During the demonstration, Perrier used his own model to show techniques from different angles. Before diving into texturizing, he called up a student from the audience to the chair.

“I was so scared,” said cosmetology student Bree Jensen. “He teased my hair with his scissors. It was something that we have never done before.”

Perrier believes that the French hair styling trends create the agenda for not only Europe, but for the rest of the world. He tours to teach his knowledge and keep hairstylists familiar with upcoming trends.

“Everything starts in France,” Perrier said. “Then a few years later it comes here.”

Some of the students recognize this phenomenon and believe that European hair styling has become a model for American styles.

“Europeans in general are willing to take bigger risks,” said cosmetology student Jane Maher. “He told us about new trends that are coming. I thought it sounded really ugly, but I am sure that they will be legitimate.”

Perrier owns several salons, both in France and China. His business and hair styling techniques have become trademarked worldwide with his name.
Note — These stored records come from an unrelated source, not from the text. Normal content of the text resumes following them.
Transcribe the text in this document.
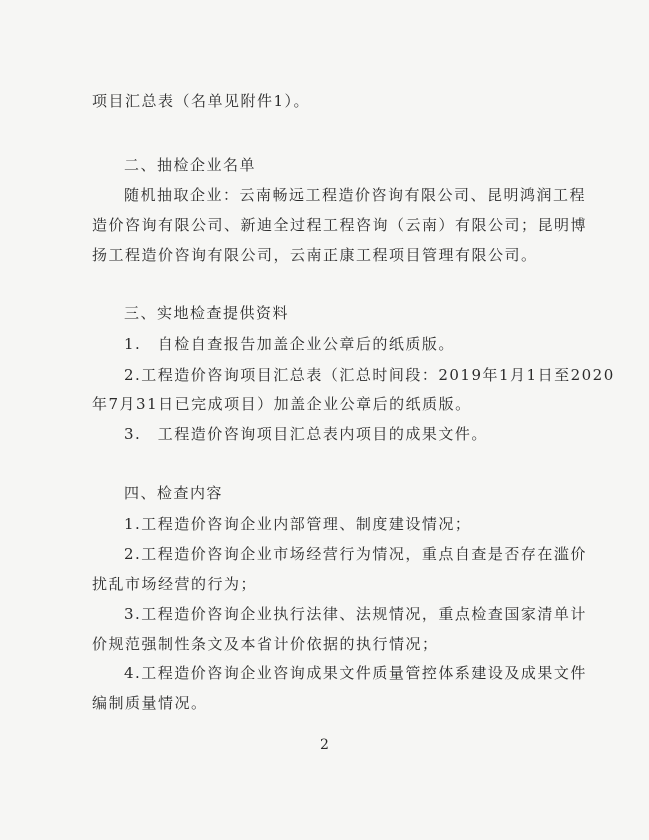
项目汇总表（名单见附件1）。
二、抽检企业名单
随机抽取企业：云南畅远工程造价咨询有限公司、昆明鸿润工程
造价咨询有限公司、新迪全过程工程咨询（云南）有限公司；昆明博
扬工程造价咨询有限公司，云南正康工程项目管理有限公司。
三、实地检查提供资料
1.　自检自查报告加盖企业公章后的纸质版。
2.工程造价咨询项目汇总表（汇总时间段：2019年1月1日至2020
年7月31日已完成项目）加盖企业公章后的纸质版。
3.　工程造价咨询项目汇总表内项目的成果文件。
四、检查内容
1.工程造价咨询企业内部管理、制度建设情况；
2.工程造价咨询企业市场经营行为情况，重点自查是否存在滥价
扰乱市场经营的行为；
3.工程造价咨询企业执行法律、法规情况，重点检查国家清单计
价规范强制性条文及本省计价依据的执行情况；
4.工程造价咨询企业咨询成果文件质量管控体系建设及成果文件
编制质量情况。
2
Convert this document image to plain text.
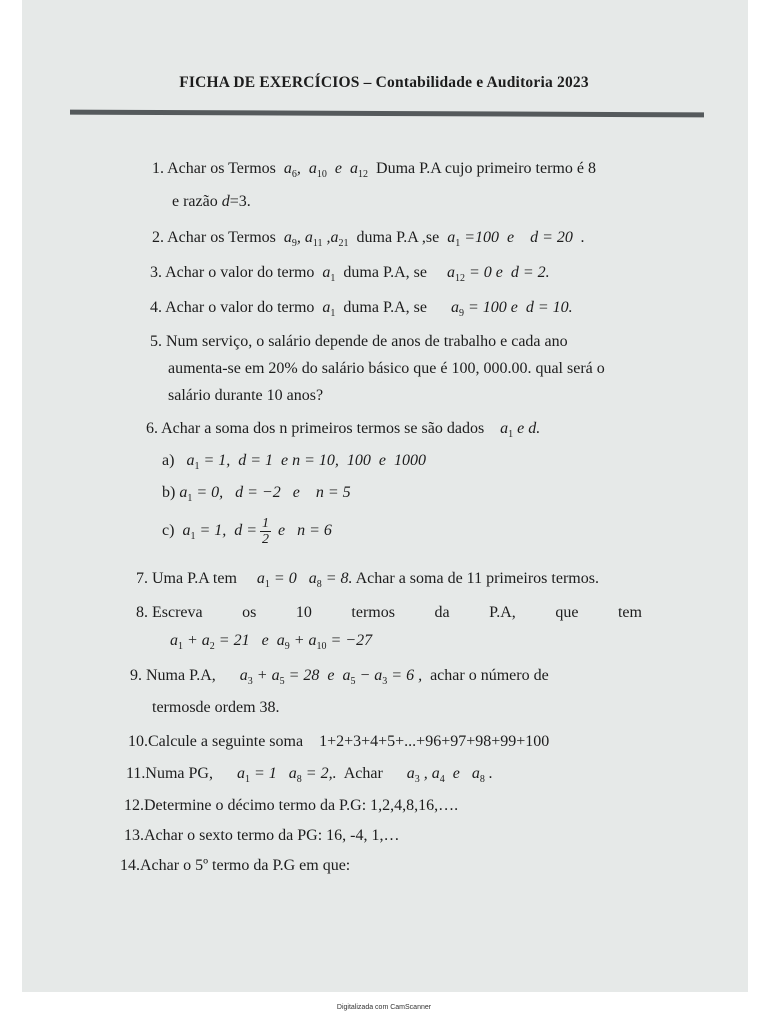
FICHA DE EXERCÍCIOS – Contabilidade e Auditoria 2023
1. Achar os Termos  $a_6$,  $a_{10}$  e  $a_{12}$ Duma P.A cujo primeiro termo é 8
e razão d=3.
2. Achar os Termos  $a_9$, $a_{11}$ $,a_{21}$ duma P.A ,se  $a_1 =100$  e    d = 20  .
3. Achar o valor do termo  $a_1$ duma P.A, se     $a_{12} = 0$ e  d = 2.
4. Achar o valor do termo  $a_1$ duma P.A, se      $a_9 = 100$ e  d = 10.
5. Num serviço, o salário depende de anos de trabalho e cada ano
aumenta-se em 20% do salário básico que é 100, 000.00. qual será o
salário durante 10 anos?
6. Achar a soma dos n primeiros termos se são dados    $a_1$ e d.
a)   $a_1 = 1$,  d = 1  e n = 10,  100  e  1000
b) $a_1 = 0$,   d = −2   e    n = 5
c)  $a_1 = 1$,  $d = \frac{1}{2}$ e   n = 6
7. Uma P.A tem     $a_1 = 0$   $a_8 = 8$. Achar a soma de 11 primeiros termos.
8. Escreva os 10 termos da P.A, que tem
$a_1 + a_2 = 21$   e  $a_9 + a_{10} = -27$
9. Numa P.A,      $a_3 + a_5 = 28$  e  $a_5 - a_3 = 6$ ,  achar o número de
termosde ordem 38.
10.Calcule a seguinte soma 1+2+3+4+5+...+96+97+98+99+100
11.Numa PG,      $a_1 = 1$   $a_8 = 2$,.  Achar      $a_3$ , $a_4$  e   $a_8$ .
12.Determine o décimo termo da P.G: 1,2,4,8,16,….
13.Achar o sexto termo da PG: 16, -4, 1,…
14.Achar o 5º termo da P.G em que:
Digitalizada com CamScanner
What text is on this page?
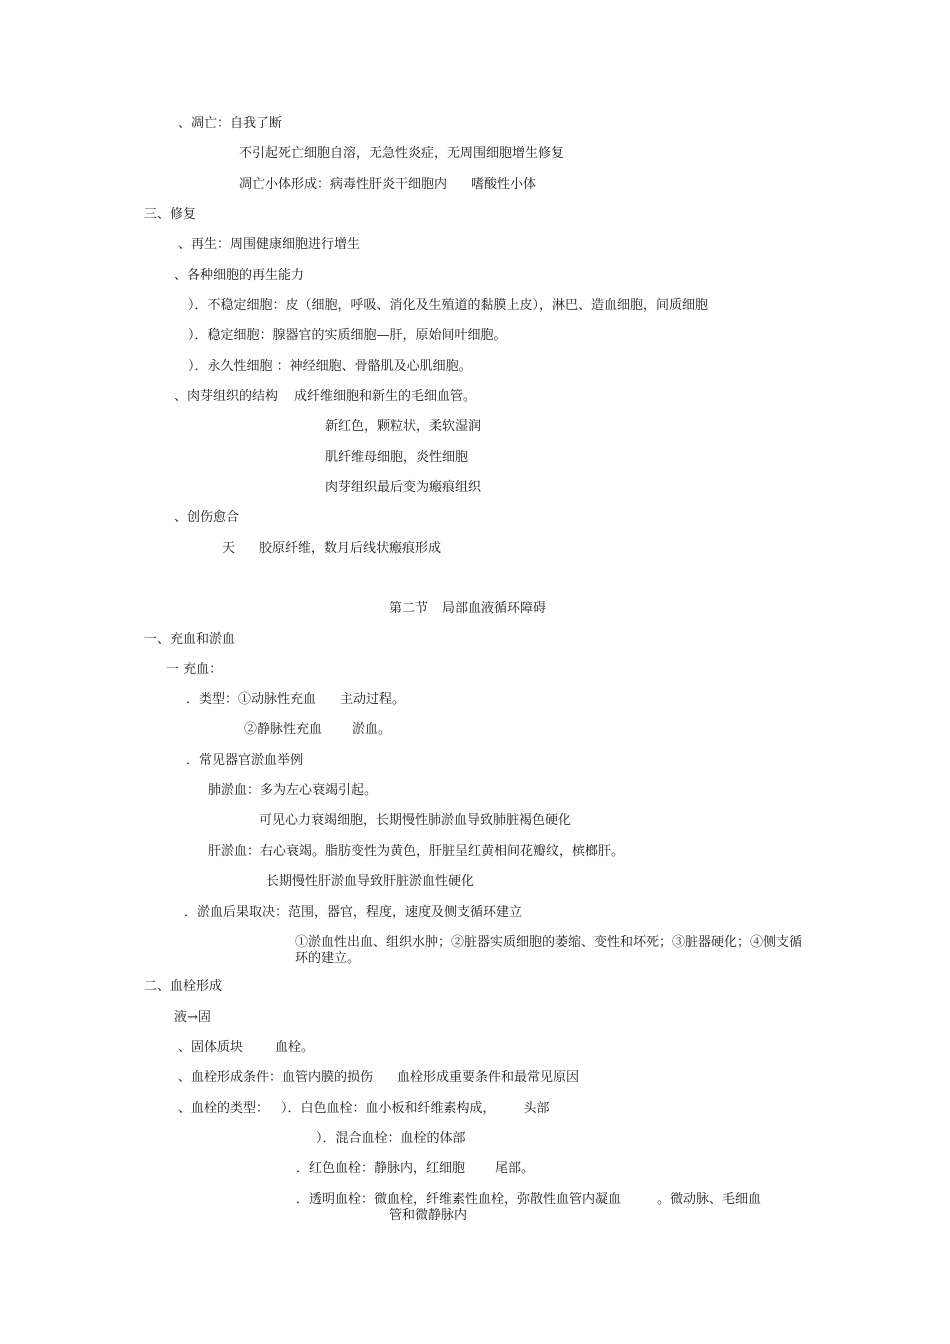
、凋亡：自我了断

不引起死亡细胞自溶，无急性炎症，无周围细胞增生修复

凋亡小体形成：病毒性肝炎干细胞内 嗜酸性小体

三、修复

、再生：周围健康细胞进行增生

、各种细胞的再生能力

）．不稳定细胞：皮（细胞，呼吸、消化及生殖道的黏膜上皮），淋巴、造血细胞，间质细胞

）．稳定细胞：腺器官的实质细胞—肝，原始间叶细胞。

）．永久性细胞 ：神经细胞、骨骼肌及心肌细胞。

、肉芽组织的结构 成纤维细胞和新生的毛细血管。

新红色，颗粒状，柔软湿润

肌纤维母细胞，炎性细胞

肉芽组织最后变为瘢痕组织

、创伤愈合

天 胶原纤维，数月后线状瘢痕形成

第二节 局部血液循环障碍

一、充血和淤血

一 充血：

．类型：①动脉性充血 主动过程。

②静脉性充血 淤血。

．常见器官淤血举例

肺淤血：多为左心衰竭引起。

可见心力衰竭细胞，长期慢性肺淤血导致肺脏褐色硬化

肝淤血：右心衰竭。脂肪变性为黄色，肝脏呈红黄相间花瓣纹，槟榔肝。

长期慢性肝淤血导致肝脏淤血性硬化

．淤血后果取决：范围，器官，程度，速度及侧支循环建立

①淤血性出血、组织水肿；②脏器实质细胞的萎缩、变性和坏死；③脏器硬化；④侧支循环的建立。

二、血栓形成

液→固

、固体质块 血栓。

、血栓形成条件：血管内膜的损伤 血栓形成重要条件和最常见原因

、血栓的类型： ）．白色血栓：血小板和纤维素构成， 头部

）．混合血栓：血栓的体部

．红色血栓：静脉内，红细胞 尾部。

．透明血栓：微血栓，纤维素性血栓，弥散性血管内凝血	。微动脉、毛细血

管和微静脉内
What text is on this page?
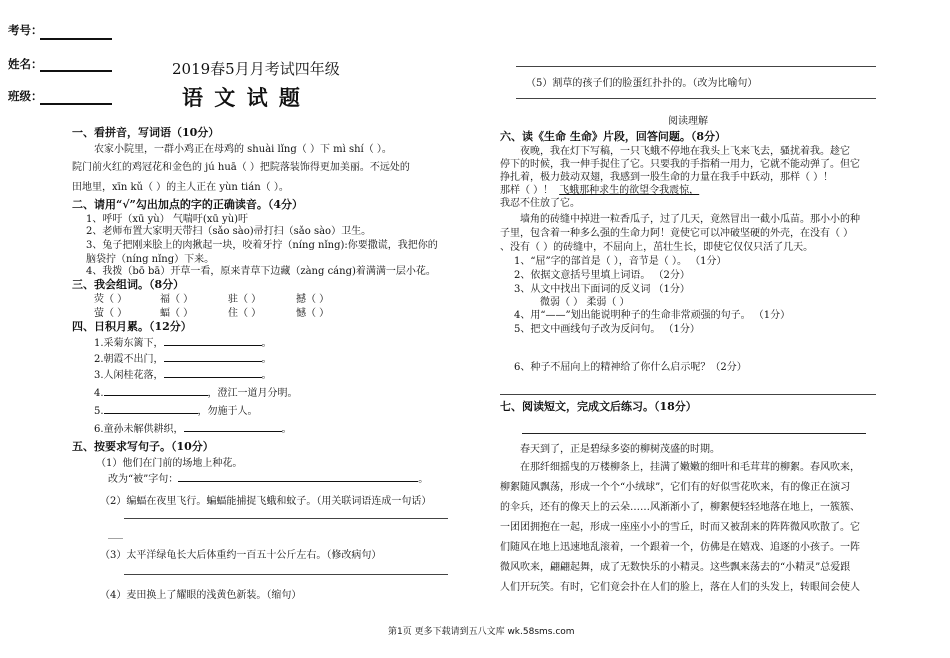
考号：
姓名：
班级：
2019春5月月考试四年级
语 文 试 题
一、看拼音，写词语（10分）
农家小院里，一群小鸡正在母鸡的 shuài lǐng（ ）下 mì shí（ ）。
院门前火红的鸡冠花和金色的 jú huā（ ）把院落装饰得更加美丽。不远处的
田地里，xīn kǔ（ ）的主人正在 yùn tián（ ）。
二、请用“√”勾出加点的字的正确读音。（4分）
1、呼吁（xū yù） 气喘吁(xū yù)吁
2、老师布置大家明天带扫（sǎo sào)帚打扫（sǎo sào）卫生。
3、兔子把刚来脍上的肉揪起一块，咬着牙拧（níng nǐng):你要撒谎，我把你的
脑袋拧（níng nǐng）下来。
4、我拨（bō bā）开草一看，原来青草下边藏（zàng cáng)着满满一层小花。
三、我会组词。（8分）
荧（ ）	福（ ）	驻（ ）	撼（ ）
萤（ ）	蝠（ ）	住（ ）	憾（ ）
四、日积月累。（12分）
1.采菊东篱下，	。
2.朝霞不出门，	。
3.人闲桂花落，	。
4.	，澄江一道月分明。
5.	，勿施于人。
6.童孙未解供耕织，	。
五、按要求写句子。（10分）
（1）他们在门前的场地上种花。
改为“被”字句：	。
（2）编蝠在夜里飞行。蝙蝠能捕捉飞蛾和蚊子。（用关联词语连成一句话）
___
（3）太平洋绿龟长大后体重约一百五十公斤左右。（修改病句）
（4）麦田换上了耀眼的浅黄色新装。（缩句）
（5）割草的孩子们的脸蛋红扑扑的。（改为比喻句）
阅读理解
六、读《生命 生命》片段，回答问题。（8分）
夜晚，我在灯下写稿，一只飞蛾不停地在我头上飞来飞去，骚扰着我。趁它
停下的时候，我一伸手捉住了它。只要我的手指稍一用力，它就不能动弹了。但它
挣扎着，极力鼓动双翅，我感到一股生命的力量在我手中跃动，那样（ ）！
那样（ ）！ 飞蛾那种求生的欲望令我震惊，
我忍不住放了它。
墙角的砖缝中掉进一粒香瓜子，过了几天，竟然冒出一截小瓜苗。那小小的种
子里，包含着一种多么强的生命力阿！竟使它可以冲破坚硬的外壳，在没有（ ）
、没有（ ）的砖缝中，不屈向上，茁壮生长，即使它仅仅只活了几天。
1、“屈”字的部首是（ ），音节是（ ）。 （1分）
2、依据文意括号里填上词语。 （2分）
3、从文中找出下面词的反义词 （1分）
微弱（ ） 柔弱（ ）
4、用“——”划出能说明种子的生命非常顽强的句子。 （1分）
5、把文中画线句子改为反问句。 （1分）
6、种子不屈向上的精神给了你什么启示呢？（2分）
七、阅读短文，完成文后练习。（18分）
春天到了，正是碧绿多姿的柳树茂盛的时期。
在那纤细摇曳的万楼柳条上，挂满了嫩嫩的细叶和毛茸茸的柳絮。春风吹来，
柳絮随风飘荡，形成一个个“小绒球”，它们有的好似雪花吹来，有的像正在演习
的伞兵，还有的像天上的云朵……风渐渐小了，柳絮便轻轻地落在地上，一簇簇、
一团团拥抱在一起，形成一座座小小的雪丘，时而又被刮来的阵阵微风吹散了。它
们随风在地上迅速地乱滚着，一个跟着一个，仿佛是在嬉戏、追逐的小孩子。一阵
微风吹来，翩翩起舞，成了无数快乐的小精灵。这些飘来荡去的“小精灵”总爱跟
人们开玩笑。有时，它们竟会扑在人们的脸上，落在人们的头发上，转眼间会使人
第1页 更多下载请到五八文库 wk.58sms.com
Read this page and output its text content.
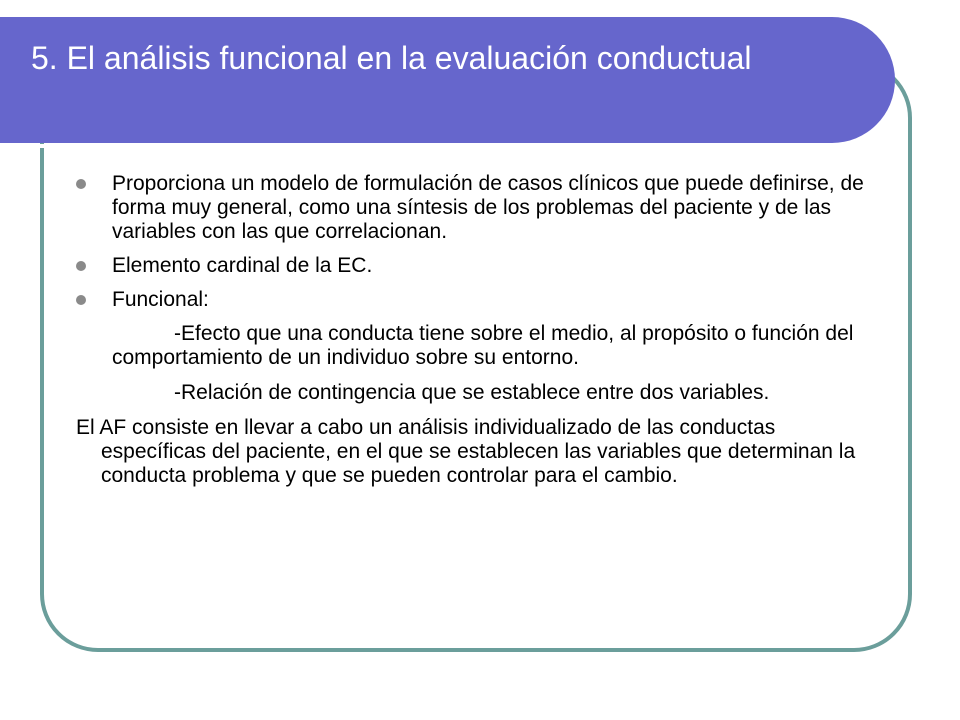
5. El análisis funcional en la evaluación conductual
Proporciona un modelo de formulación de casos clínicos que puede definirse, de forma muy general, como una síntesis de los problemas del paciente y de las variables con las que correlacionan.
Elemento cardinal de la EC.
Funcional:
-Efecto que una conducta tiene sobre el medio, al propósito o función del comportamiento de un individuo sobre su entorno.
-Relación de contingencia que se establece entre dos variables.
El AF consiste en llevar a cabo un análisis individualizado de las conductas específicas del paciente, en el que se establecen las variables que determinan la conducta problema y que se pueden controlar para el cambio.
“We are very lucky that we have the training from him,” Jensen said. “Because he is French and brings everything here, I think it really helps everyone to stay on the same page. The styles are not going to come sooner or later. They are coming now.”

Even though English is not his first language, Perrier managed to finish the demonstration and explain the importance of adjusting a cut after a person’s figure. When the show ended, a parade of students formed in front of him, waiting to take selfies and get their books signed.

“He was showing us reference points and how everyone’s head is different,” Jensen said. “This was not like any other book that we have. We actually got to meet him and see him doing the haircuts that are in his book. It was really cool.”